Vincent Tournier : Le premier constat que l’on peut faire est qu’il n’y a pas eu de triomphalisme. C’est assez logique : personne ne peut dire qu’il sort vainqueur de ce scrutin, comme personne ne peut d’ailleurs dire que son rival a totalement perdu. Le FN fait des scores remarquables et gagne des élus mais il n’emporte aucune région ; la droite gagne plusieurs régions mais n’a pas réussi à ridiculiser le PS ; et, enfin, le PS, qui obtient des scores plutôt honorables, est parvenu à sauver quelques régions, ce qui était inespéré vu l’état de la conjoncture économique et le niveau d’impopularité du président, au moins avant les attaques du 13 novembre. A ce titre, le PS a plutôt bien joué. La posture anti-FN s’avère toujours efficace et lui permet de se présenter comme un parti probe et moral. Les socialistes ont certes sacrifié deux régions (PACA et Nord-Picardie), mais celles-ci étaient perdues de toute façon, et il est même possible que cette perte soit bénéfique pour le PS car elle va lui permette d’éradiquer les vieilles gardes socialistes du nord et du sud qui pouvaient gêner la ligne social-libérale que le couple Hollande/Valls va incarner en 2017.

Cela dit, cette soirée électorale donne aussi l’impression de rester à la surface des choses. Elle est un peu à l’image de cette année 2015, marquée à la fois par l’entrée de la France dans une nouvelle phase de son histoire, et par un débat politique finalement très classique, dominé par les mêmes obsessions et les mêmes rengaines, lesquelles sont en grande partie déconnectées de ces nouvelles réalités dérangeantes que les élites ne veulent ou ne peuvent pas voir.

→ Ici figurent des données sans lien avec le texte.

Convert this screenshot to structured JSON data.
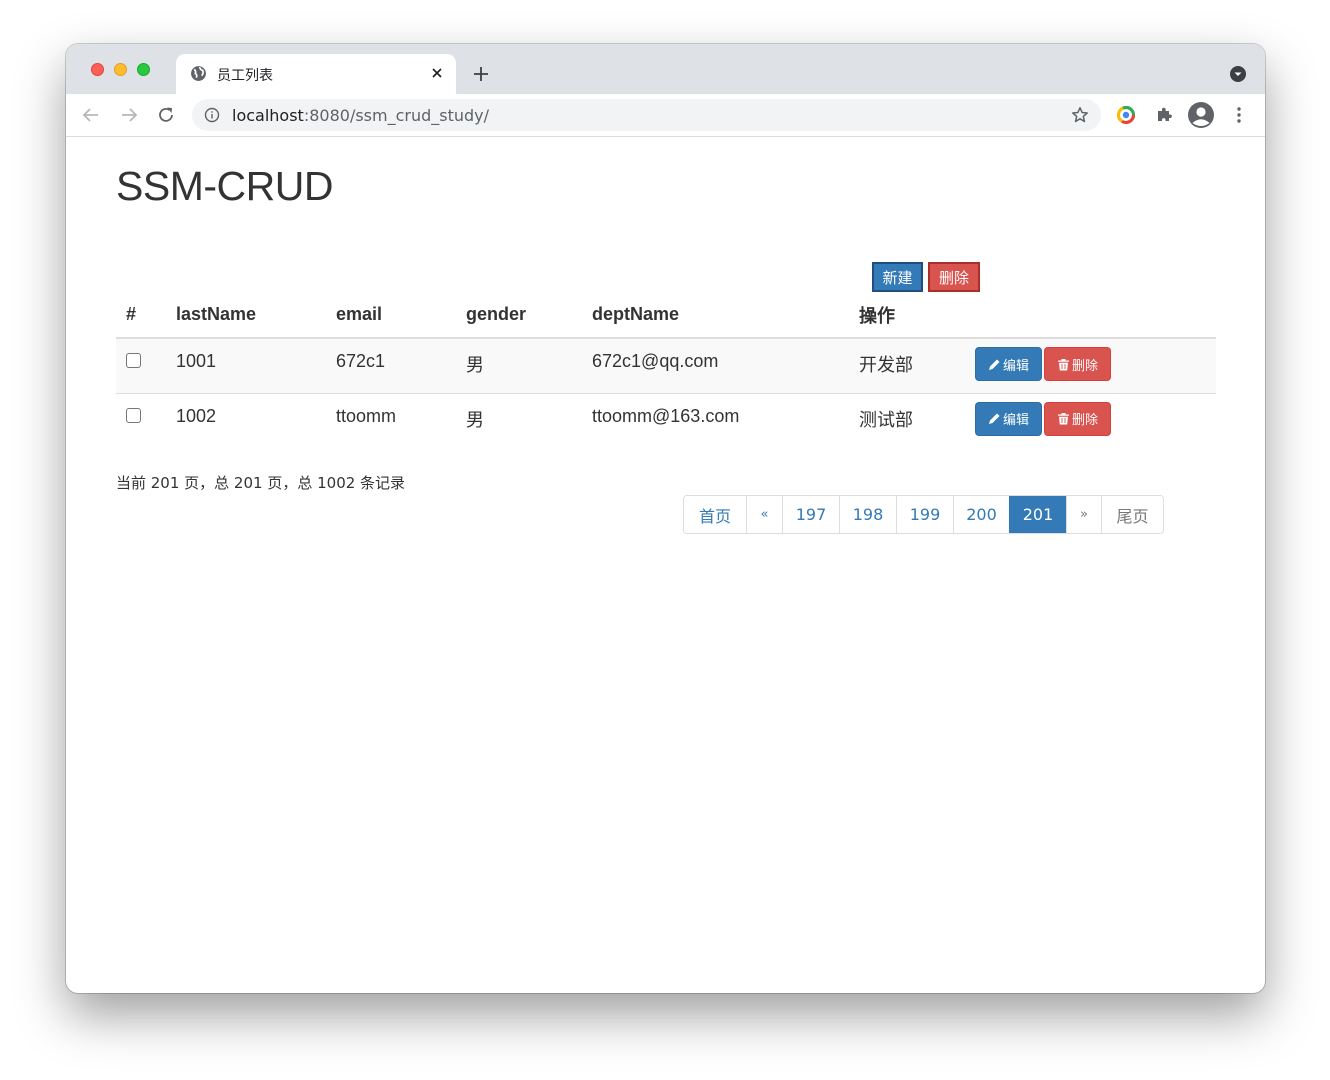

Donc, au total, les conséquences du scrutin risquent d’être très limitées. Apparemment, la perspective d’un remaniement s’éloigne définitivement, ce qui montre bien que rien n’a changé aux yeux du gouvernement. Les questions de fond ne vont donc pas être abordées de sitôt. L’exécutif va se centrer sur sa ligne sécuritaire qui lui a très bien réussi, tout en se gardant bien d’aborder les sujets qui fâchent. On pense notamment à la question de la laïcité, pour laquelle le gouvernement a fait le service minimum avec cette curieuse « journée de la laïcité » censée commémorer le 110ème anniversaire de la loi de 1905. Curieusement, personne n’a eu le mauvais goût de rappeler au chef de l’Etat qu’il avait promis, en 2012, d’inscrire la laïcité dans la Constitution. Savoir ce qu’est devenue cette belle n’intéresse apparemment pas grand-monde.

"Je remercie les électeurs de gauche" a signifié Xavier Bertrand dans son discours en tant que nouveau président de la Picardie-Nord-Pas-de-Calais. On se souvient du second tour de la Présidentielle de 2002 où Jacques Chirac a bénéficié du report de voix de la gauche et a dû le prendre en compte dans ses décisions politiques entre 2002-2007. Les Républicains seront-ils de la même façon "menottés" par les électeurs de gauche et donc difficilement capables de prendre des décisions claires et de faire des choix clivants ? Ont-ils retrouvé leur position de parti d'opposition et donc d'alternative crédible ?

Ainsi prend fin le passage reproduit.